Pattie Posted March 1, 2005 Posted March 1, 2005 Hello everyone, I am in a relationship with a person that I am head over heels in love with. There is just one problem, he can not stop cheating on me. In every other respect he is a wonderful husband and person. I don't know what is wrong with me. Why am I putting myself through this? I want to work things out! However, he does not. He tells me he is going to cheat on me again, that something is wrong with him and that he does not want to continue hurting me. He says he loves me but I guess not enough to change. When I was a child I was molested for several years and after all this time I am still afraid of the dark. I am afraid to sleep by myself. I am afraid to be in a room alone. I feel like I am losing my mind, my pride and my self respect. Please help me, I am lost, lonely and scared.
d'Arthez Posted March 1, 2005 Posted March 1, 2005 It might be possible he suffers from a sexual disorder, or possibly a bi-polar disorder. Have you checked these possibilities?
Author Pattie Posted March 1, 2005 Author Posted March 1, 2005 I have offered to go see a counselor with him. But it seems like he is afraid that he might find out something is wrong with him.
Anais Posted March 1, 2005 Posted March 1, 2005 Pattie, Are you married? You said he is a good husband. Do you have children, family, friends? How old are you? I don't know what is wrong with me. Why am I putting myself through this? I want to work things out! However, he does not. He doesn't care. You deserve a better life!
d'Arthez Posted March 1, 2005 Posted March 1, 2005 There is nothing "wrong" with people with disorders. They are morally speaking not lesser humans or anything like that. They suffer from a disorder, which prevent them from functioning as they want to function. He does not want to continue hurting you, but at the same time if he cheats on you, he does hurt you. He loves you, but cannot change on his own. If your husband loves you and does not want to hurt you, you should try to get counselling. A counsellor is not someone who passes moral judgment on him.

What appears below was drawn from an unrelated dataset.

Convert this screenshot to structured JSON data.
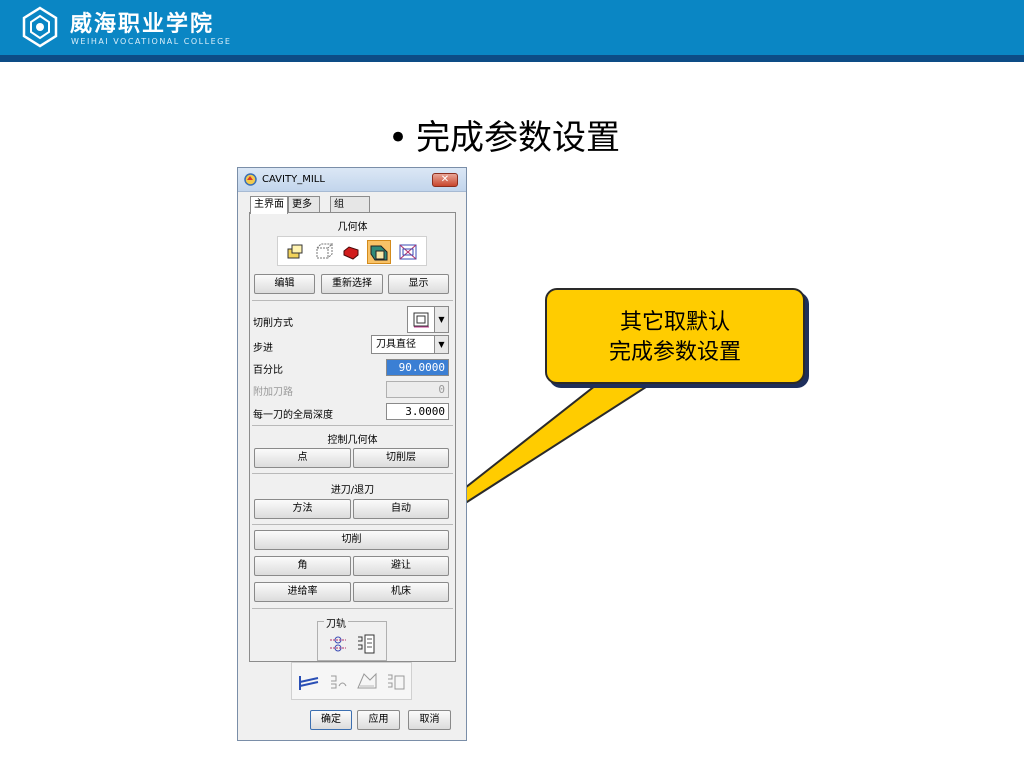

latesleeper Posted March 1, 2005 Posted March 1, 2005 Hi Pattie, I'm sorry to hear of your situation. Please seek counselling for yourself. Your husband sounds like he needs counselling too. Maybe marriage counselling? If he is not willing, please do do it for yourself. I wonder if you're hanging on to him because you're afraid of being alone? This way you're not alone but you're being abused emotionally all the same. I hope you would go counselling and find that strength in you that has enabled to you survive your earlier abuse. If you survived that as a child, you can survive now as an adult, with more resources available to you. You don't need to be in an abusive relationship. You sound like you want to respect yourself and love yourself, just that you're afraid that you cannot cope. Start with counselling -- there're people out there who can help you discover the strength in yourself. If you cannot afford counselling, there ought to be organisations or helplines around that can direct you to some help. Once I called five helplines just to find out what's available out there that I can do for myself. You're already doing something to help yourself by coming here and posting here. You CAN do more for yourself. There're many wise people here who can help too. At one point or another, many of us here also felt lost, scared and lonely. Many of us are still scared. It helps just to visit and read about other people here and how they deal with their issues. Maybe you'll get some ideas for yourself. Hang in there, ok!

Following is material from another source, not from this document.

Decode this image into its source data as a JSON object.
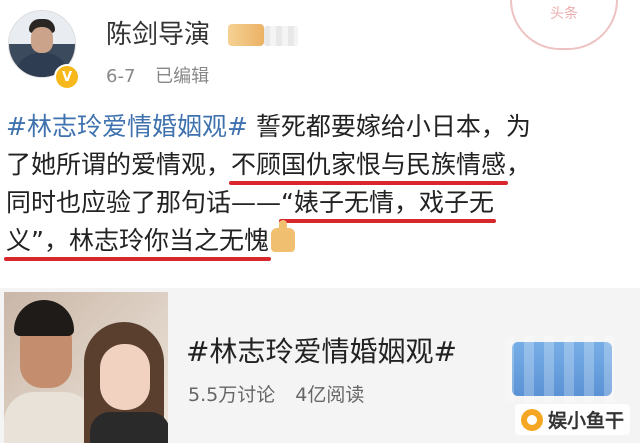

Author Pattie Posted March 1, 2005 Author Posted March 1, 2005 Anais, We have been married for 5 years. We do not have any children because I did not want to put them through any of this. I am 24 but according to everyone I act like a married old lady. In truth, I love being married to him. However, I can not continue to be abused by him and he will not make a commitment to change or seek help. I dont know if I can do this.
Mz. Pixie Posted March 1, 2005 Posted March 1, 2005 Hi Pattie, I was molested as a child, and in addition to that, there was physical, emotional and mental abuse in my family. I know exactly how you feel. I suffer from PTSD as a result of the abuse in my household. It's taken two rounds of therapy for me over the years and down the line it could take more. If you haven't sought counseling then I beg you to do so. It will make a huge difference in how you view the world and yourself. As abuse survivors we are incredibly strong- you may not feel that way but honey, trust me you are- if not you would have curled up in a ball and died a long time ago. The abuse we suffered as children has left a permanent fingerprint on our lifes and personalities. That's not a bad thing, it just IS. The problem is that that tells us that we are less deserving to be happy and less deserving of the things that regular people take for granted. You may or may not be aware that you actually feel that way. If you let the fact that you were abused make you put up with treatment you shouldn't put up with- then in essence you are letting yourself be abused again. You are letting the original abuser win because they are still controlling your life. There is no way I would put up with my husband telling me that he was going to continue to cheat on me! Get some counseling for yourself. Then, with the help of your counselor decide what you are going to do about your marriage. I advise getting out if he will not seek counseling.